BERT (Bidirectional Embedding Representations from Transformers)

**contextualized embedding**: BERT produce word embeddings or sentence embeddings which capture bidirectional context info in a sentence. 

## Transfer learning

**Pretraining**: unsupervised pretraining on a large corpus to learn general language understanding.

- Masked Language Modelling (MLM): Predicting masked tokens (15%) in a sentence. Loss is only evaluated for [CLS] and masked-out words

    learn relationships between multiple words in a sentence.
    
    - 80% of time: masked out words are replaced by [MASK]
    
    - 10% of time: randomly replaces masked out words.

    - 10% of time: recover the masked out words.
    
- Next Sentence Prediction (NSP): Predicting if a given sentence B follows sentence A in the original text. a type of sentence-pair classification.

    learn relationships between multiple sentences.

    input: 2-sentence pairs. output: binary (Yes or No)

**fine-tuning**: on various NLP tasks with small labeled data by **adding a task-specific output layer on top of BERT encoder.**

## architecture: Encoder-only Transformer



- multiple stacks of encoder block (base 12, large 24)

- each Encoder block has 2 sub-layers: a multi-head self-attention, a position-wise FC feedforward network.


- **Input Representation**: WordPiece tokenization and combines it with positional encoding and segment encoding.

  - Token Embeddings: $E \in \mathbb{R}^{m \times d_{\text{model}}}$

  - Positional Embeddings: $P \in \mathbb{R}^{m \times d_{\text{model}}}$

  - Segment Embeddings: $S \in \mathbb{R}^{m \times d_{\text{model}}}$

  $m$: input sequence length (context size)

  first token is `[CLS]` (classification)
  
- **Output**: token-level or sequence-level representations depending on the task

  Output of each encoder layer along each token's path is an embedding for that token, Which output to use depends on the task


### segment embedding

Segment embeddings are used for next sentence prediction pre-training task

For each token in the input sequence, a segment embedding is added depending on the sequence it belongs to.

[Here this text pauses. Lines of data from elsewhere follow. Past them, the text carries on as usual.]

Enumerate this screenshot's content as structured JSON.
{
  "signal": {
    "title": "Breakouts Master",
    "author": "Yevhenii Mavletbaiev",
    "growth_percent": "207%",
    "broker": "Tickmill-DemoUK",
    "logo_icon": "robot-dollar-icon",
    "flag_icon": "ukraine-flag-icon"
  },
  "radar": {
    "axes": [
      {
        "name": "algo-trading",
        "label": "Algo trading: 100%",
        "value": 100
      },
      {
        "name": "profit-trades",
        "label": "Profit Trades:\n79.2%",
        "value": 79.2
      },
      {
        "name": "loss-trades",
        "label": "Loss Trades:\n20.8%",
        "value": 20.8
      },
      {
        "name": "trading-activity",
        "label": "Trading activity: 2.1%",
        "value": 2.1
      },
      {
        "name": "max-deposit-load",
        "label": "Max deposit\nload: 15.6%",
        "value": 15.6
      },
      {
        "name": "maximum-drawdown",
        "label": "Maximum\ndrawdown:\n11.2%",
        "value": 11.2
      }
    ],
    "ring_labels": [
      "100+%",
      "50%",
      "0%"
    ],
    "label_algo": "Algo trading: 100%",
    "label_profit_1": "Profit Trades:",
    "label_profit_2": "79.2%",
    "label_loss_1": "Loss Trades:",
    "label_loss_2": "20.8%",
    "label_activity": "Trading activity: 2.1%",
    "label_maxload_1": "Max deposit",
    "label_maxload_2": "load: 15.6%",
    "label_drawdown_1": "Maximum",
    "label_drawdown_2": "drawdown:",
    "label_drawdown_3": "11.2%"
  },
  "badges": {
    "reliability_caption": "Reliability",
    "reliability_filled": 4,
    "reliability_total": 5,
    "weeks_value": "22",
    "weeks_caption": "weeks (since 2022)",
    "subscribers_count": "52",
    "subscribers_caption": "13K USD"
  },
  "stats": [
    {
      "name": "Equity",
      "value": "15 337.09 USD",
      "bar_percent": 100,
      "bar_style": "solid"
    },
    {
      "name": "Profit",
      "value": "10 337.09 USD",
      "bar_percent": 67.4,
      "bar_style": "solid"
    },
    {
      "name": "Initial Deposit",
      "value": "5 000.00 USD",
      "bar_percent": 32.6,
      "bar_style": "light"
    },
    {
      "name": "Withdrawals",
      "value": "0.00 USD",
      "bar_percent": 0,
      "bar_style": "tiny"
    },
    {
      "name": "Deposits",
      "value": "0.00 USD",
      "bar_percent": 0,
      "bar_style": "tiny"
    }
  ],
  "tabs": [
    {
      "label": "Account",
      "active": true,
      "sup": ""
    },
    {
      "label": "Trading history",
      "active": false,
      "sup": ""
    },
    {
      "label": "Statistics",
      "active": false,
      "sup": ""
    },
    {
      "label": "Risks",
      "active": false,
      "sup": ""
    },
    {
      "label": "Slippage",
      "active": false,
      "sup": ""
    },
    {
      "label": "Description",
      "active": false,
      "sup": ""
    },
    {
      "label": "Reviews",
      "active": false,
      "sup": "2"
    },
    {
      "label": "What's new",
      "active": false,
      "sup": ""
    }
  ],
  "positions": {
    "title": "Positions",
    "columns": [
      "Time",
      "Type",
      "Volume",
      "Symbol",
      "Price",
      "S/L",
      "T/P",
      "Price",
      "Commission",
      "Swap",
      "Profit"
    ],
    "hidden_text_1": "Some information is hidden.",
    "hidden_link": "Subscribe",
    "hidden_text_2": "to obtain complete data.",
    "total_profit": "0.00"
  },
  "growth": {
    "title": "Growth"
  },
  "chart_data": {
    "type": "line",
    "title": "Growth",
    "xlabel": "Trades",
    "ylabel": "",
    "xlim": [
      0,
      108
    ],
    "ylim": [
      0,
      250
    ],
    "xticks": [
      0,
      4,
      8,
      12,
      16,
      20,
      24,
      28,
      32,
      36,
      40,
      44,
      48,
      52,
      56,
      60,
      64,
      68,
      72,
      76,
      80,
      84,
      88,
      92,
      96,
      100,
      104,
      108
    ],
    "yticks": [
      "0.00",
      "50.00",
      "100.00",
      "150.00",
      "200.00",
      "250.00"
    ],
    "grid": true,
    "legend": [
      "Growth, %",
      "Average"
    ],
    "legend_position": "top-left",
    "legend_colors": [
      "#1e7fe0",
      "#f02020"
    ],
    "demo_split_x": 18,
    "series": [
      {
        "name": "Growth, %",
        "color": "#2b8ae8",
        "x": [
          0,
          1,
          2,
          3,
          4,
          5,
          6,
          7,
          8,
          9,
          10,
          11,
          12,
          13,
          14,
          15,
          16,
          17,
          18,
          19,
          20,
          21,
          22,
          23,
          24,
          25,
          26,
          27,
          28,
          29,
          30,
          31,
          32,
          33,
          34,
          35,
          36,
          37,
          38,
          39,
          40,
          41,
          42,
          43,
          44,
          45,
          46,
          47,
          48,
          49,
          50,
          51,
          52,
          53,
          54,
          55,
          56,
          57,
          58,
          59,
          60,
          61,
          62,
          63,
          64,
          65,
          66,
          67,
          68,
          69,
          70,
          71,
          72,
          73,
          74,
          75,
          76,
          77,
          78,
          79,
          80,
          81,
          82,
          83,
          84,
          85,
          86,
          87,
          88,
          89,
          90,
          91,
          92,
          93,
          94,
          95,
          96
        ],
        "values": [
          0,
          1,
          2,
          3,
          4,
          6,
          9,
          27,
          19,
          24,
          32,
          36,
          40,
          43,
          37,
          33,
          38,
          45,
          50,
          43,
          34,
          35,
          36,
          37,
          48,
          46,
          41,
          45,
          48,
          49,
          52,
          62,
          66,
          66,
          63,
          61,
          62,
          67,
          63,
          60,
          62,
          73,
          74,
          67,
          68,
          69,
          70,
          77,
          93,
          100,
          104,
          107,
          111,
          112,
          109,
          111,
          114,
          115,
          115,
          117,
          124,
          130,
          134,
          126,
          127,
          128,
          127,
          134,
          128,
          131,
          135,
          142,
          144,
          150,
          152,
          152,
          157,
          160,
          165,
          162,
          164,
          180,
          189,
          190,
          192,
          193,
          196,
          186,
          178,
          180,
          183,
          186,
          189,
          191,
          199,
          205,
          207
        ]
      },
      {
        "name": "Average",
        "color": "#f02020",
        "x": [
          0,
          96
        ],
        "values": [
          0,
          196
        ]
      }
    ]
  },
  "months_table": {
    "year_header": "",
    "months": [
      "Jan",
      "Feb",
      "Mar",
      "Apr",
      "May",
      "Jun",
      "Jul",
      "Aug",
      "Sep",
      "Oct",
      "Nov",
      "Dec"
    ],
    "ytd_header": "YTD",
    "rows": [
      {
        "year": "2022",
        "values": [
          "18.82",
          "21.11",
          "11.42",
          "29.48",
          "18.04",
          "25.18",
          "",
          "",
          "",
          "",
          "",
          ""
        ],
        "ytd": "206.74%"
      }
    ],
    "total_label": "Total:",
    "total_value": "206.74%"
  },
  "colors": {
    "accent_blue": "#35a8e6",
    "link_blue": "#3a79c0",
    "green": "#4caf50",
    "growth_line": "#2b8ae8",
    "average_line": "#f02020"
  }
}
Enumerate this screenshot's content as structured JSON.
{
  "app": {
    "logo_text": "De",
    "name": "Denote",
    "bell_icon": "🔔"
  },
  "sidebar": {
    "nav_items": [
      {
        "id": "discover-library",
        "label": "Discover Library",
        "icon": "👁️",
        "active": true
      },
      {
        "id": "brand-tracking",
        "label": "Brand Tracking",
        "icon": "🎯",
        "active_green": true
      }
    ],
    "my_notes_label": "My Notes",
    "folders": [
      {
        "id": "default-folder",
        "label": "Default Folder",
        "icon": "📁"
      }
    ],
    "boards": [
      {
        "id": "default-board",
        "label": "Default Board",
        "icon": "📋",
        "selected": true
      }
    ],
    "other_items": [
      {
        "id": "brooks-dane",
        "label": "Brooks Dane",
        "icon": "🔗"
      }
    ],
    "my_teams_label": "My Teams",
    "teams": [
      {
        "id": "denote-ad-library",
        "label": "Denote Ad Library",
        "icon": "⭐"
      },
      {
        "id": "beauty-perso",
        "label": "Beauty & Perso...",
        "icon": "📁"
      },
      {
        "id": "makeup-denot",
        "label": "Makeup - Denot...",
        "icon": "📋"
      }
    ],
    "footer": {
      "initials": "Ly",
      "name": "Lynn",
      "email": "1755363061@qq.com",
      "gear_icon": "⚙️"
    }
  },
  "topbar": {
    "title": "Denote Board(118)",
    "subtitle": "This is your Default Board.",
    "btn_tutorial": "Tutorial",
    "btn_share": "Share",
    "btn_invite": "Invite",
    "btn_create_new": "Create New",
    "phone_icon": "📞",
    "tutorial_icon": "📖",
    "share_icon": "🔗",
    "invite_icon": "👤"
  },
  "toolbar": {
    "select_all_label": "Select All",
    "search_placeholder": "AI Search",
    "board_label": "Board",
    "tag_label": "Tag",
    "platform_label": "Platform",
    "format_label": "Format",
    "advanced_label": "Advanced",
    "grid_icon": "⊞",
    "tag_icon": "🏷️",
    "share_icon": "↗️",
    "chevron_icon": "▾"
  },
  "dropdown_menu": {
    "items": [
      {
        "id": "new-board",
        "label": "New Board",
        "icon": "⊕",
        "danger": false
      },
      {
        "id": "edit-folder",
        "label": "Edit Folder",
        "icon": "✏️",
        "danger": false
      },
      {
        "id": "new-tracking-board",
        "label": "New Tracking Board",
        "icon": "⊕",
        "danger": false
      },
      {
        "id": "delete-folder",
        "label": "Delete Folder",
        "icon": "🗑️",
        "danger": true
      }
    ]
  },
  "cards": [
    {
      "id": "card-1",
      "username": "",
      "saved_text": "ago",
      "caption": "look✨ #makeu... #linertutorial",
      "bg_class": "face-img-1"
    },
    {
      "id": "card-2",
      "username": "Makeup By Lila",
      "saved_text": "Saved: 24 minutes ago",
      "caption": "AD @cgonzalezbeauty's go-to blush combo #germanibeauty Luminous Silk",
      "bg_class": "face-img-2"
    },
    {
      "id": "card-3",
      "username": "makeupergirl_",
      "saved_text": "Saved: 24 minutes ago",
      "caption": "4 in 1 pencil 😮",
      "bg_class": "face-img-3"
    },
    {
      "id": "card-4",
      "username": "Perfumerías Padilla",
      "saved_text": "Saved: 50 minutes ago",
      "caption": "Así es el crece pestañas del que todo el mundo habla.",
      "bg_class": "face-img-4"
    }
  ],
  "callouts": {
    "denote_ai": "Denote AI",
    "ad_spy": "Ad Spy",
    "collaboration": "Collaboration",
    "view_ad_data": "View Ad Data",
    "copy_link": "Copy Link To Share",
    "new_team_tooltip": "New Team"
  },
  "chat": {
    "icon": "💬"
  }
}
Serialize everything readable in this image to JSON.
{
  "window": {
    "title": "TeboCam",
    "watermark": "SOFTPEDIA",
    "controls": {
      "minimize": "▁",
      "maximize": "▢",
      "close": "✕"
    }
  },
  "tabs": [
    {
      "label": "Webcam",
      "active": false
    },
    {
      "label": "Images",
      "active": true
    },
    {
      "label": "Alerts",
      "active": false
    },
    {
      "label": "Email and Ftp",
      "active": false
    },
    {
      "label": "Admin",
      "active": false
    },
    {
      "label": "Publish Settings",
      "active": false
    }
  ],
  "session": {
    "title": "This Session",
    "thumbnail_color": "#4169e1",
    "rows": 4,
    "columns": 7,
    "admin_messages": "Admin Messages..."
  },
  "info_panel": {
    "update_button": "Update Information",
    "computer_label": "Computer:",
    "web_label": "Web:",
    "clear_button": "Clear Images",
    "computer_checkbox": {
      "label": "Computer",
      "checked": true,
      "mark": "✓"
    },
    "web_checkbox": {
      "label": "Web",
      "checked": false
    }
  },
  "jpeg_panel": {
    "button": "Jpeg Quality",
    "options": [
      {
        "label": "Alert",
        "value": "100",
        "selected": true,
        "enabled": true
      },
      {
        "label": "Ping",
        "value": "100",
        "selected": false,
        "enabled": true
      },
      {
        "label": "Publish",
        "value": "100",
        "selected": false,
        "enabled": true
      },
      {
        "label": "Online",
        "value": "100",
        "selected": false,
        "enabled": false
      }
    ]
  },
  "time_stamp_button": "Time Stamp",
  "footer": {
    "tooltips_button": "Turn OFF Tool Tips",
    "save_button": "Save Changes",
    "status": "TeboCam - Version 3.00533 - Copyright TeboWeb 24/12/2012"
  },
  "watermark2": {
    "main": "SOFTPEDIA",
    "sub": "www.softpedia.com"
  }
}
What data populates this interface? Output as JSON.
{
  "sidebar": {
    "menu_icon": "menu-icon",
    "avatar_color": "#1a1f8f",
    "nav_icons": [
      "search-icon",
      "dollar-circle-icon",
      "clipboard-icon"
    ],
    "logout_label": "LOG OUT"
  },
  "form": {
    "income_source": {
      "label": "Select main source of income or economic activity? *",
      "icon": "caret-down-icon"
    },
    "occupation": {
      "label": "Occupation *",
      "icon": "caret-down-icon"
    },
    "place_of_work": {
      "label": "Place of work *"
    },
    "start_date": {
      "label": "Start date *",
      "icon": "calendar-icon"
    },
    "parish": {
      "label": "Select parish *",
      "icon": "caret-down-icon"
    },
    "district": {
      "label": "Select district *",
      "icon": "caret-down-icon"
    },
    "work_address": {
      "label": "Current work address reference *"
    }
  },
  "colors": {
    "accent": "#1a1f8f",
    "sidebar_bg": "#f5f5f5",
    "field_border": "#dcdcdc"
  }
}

help model distinguish between the two input sequences 

a simple example of using the pre-trained BERT model from the Hugging Face's `transformers` library in PyTorch:

In [None]:
# !pip install transformers
import torch
from transformers import BertTokenizer, BertModel

# Load BERT tokenizer and pre-trained base model
tokenizer = BertTokenizer.from_pretrained('bert-base-uncased')
model = BertModel.from_pretrained('bert-base-uncased')

# Input text
text = "Here is an example of using BERT in PyTorch."

# Tokenize input text
inputs = tokenizer(text, return_tensors='pt')

# Run the text through the pre-trained BERT model
with torch.no_grad():
    outputs = model(**inputs)

# sentence representation : last hidden state of [CLS] token
# It captures the aggregated contextual information from the entire input sequence.
# It provides a fixed-size vector (batch_size, hidden_size) that can be used as input to a classifier for downstream tasks.
sentence_representation = outputs.last_hidden_state[:, 0, :]  # (batch_size, sequence_length, hidden_size)
# [CLS] token is always the first token in the input sequence

print(sentence_representation)


## contextual embedding

contextual embeddings/BERT embeddings of input sequence $w_1, ..., w_n$ are the outputs of the last encoder block $h_1, ..., h_n$. 

$h_1$ is contextual embedding of [CLS] token, represent embedding for the whole input sequence

- next sentence prediction: $h_1$ is input for FeedFward NN

- fine-tuning on classification: $h_1$ is input for FeedFward NN

## BERT variants

• RoBERTa: Facebook’s (improved) version of BERT

• DistilBERT, ALBERT: Smaller versions of BERT

• CamemBERT, FlauBERT: BERT in French

• PhoBERT, herBERT: BERT in Vietnamese and Polish, resp.

• mBERT: BERT in 104 languages

• SpanBERT: BERT for phrase-level tasks (e.g., named entity recognition, coreference resolution, etc.)